My commitment for all of us marketing brands is not to be shy about this generation being part of our audience and openly talk to them, engage them and market to them. There’s nothing to be embarrassed about, and it’s just a remarkable generation with strong opinions, passions and aspirations.
—Mai Fenton, CMO, Superscript
Even though this is a generation, its members are not all the same. While age is a convenient way to think about segments, the parents here reminded us that the people within those segments have unique thoughts, minds, etc. I also heard today just the range of things that they think about and purchase. Sometimes we make the mistake of thinking that that’s not the case with this generation. But the breadth was huge. And that’s a key thing for us to keep in mind. We need to consider their experiences and all their needs because they’re still very active, living individuals.
In my role at Pfizer, I spend time collaborating and, to some degree, interrogating plans for the products that we bring to the marketplace and customers and, in our case, to patient. My commitment is to ensure that when we’re looking at those and discussing them, we’re truly asking ourselves and making sure we have a clear communication plan for this generation where the product is applicable. And we need to ensure it’s not just an afterthought, that it’s a proactive part and that we genuinely understand the why and the rationale behind what we’re saying.

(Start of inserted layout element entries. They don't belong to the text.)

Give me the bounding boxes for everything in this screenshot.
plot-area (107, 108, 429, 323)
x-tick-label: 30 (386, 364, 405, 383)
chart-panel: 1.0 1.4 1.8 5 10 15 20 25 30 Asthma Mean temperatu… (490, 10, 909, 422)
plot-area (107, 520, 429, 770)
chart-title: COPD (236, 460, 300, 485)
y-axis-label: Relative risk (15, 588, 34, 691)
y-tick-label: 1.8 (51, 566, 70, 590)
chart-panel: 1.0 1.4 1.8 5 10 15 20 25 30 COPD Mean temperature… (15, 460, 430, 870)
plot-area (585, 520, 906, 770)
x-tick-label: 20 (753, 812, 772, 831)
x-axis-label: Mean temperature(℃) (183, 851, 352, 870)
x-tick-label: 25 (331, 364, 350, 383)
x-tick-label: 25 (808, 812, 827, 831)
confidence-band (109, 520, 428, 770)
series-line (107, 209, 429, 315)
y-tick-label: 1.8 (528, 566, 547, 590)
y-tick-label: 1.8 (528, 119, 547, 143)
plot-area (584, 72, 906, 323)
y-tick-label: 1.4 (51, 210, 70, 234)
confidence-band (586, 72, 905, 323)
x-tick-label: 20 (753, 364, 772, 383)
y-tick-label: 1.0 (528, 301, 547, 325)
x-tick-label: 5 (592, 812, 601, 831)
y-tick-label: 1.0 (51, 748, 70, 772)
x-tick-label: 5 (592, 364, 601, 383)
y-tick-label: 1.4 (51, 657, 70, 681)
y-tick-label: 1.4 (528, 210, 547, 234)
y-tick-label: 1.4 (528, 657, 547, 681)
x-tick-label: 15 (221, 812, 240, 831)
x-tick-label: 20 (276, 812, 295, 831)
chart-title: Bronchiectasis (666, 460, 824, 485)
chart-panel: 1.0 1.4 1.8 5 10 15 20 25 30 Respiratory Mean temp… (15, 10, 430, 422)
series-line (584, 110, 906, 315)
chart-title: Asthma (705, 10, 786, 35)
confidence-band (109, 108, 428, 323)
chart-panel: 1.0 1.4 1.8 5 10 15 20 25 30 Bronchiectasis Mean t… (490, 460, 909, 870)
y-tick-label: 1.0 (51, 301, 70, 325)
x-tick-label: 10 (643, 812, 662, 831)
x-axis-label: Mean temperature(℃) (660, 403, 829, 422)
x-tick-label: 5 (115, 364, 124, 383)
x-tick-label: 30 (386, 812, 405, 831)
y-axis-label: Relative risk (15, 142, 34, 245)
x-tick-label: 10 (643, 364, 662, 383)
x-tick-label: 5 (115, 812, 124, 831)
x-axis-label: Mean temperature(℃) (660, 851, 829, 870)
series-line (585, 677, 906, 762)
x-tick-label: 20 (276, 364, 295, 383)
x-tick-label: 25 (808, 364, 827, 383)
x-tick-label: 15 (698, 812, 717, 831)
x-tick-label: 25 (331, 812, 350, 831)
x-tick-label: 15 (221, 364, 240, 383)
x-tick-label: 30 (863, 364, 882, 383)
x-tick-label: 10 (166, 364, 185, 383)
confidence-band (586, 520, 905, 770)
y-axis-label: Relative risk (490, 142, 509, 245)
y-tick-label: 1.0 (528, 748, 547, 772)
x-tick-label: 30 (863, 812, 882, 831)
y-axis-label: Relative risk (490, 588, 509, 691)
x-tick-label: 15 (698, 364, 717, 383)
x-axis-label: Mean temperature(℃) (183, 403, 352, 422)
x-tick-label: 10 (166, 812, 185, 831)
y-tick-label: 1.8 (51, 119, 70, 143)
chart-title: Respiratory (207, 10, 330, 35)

—Deborah Scarano, VP, Senior Launch Navigator, Pfizer
Three things stood out for me. One, I love the comment that aspirations don’t expire at a certain age. I thought that was well done and well stated. The panelists brought up the value of dedicated customer service, that’s knowledgeable but also patient. That’s something that struck a chord with me in terms of not just being there but also being patient, especially for the group that we’re lucky to talk with today. The third takeaway was how incredibly influential the parents are. An influencer doesn’t necessarily have to be what I think our current definition is. Especially if you think about when you’re making a big purchase, you’re making a significant decision and you’re going to talk to your parents. It’s essential to make sure as a marketer that you understand how those decisions get made.
The big thing that resonated for me was to keep it simple, be inclusive and be persuasive. For Booz Allen, what I do every single day is cybersecurity. It’s nebulous, it’s incredibly technical and can be difficult, but it doesn’t have to be. Keeping it simple is going to be a very effective and persuasive strategy.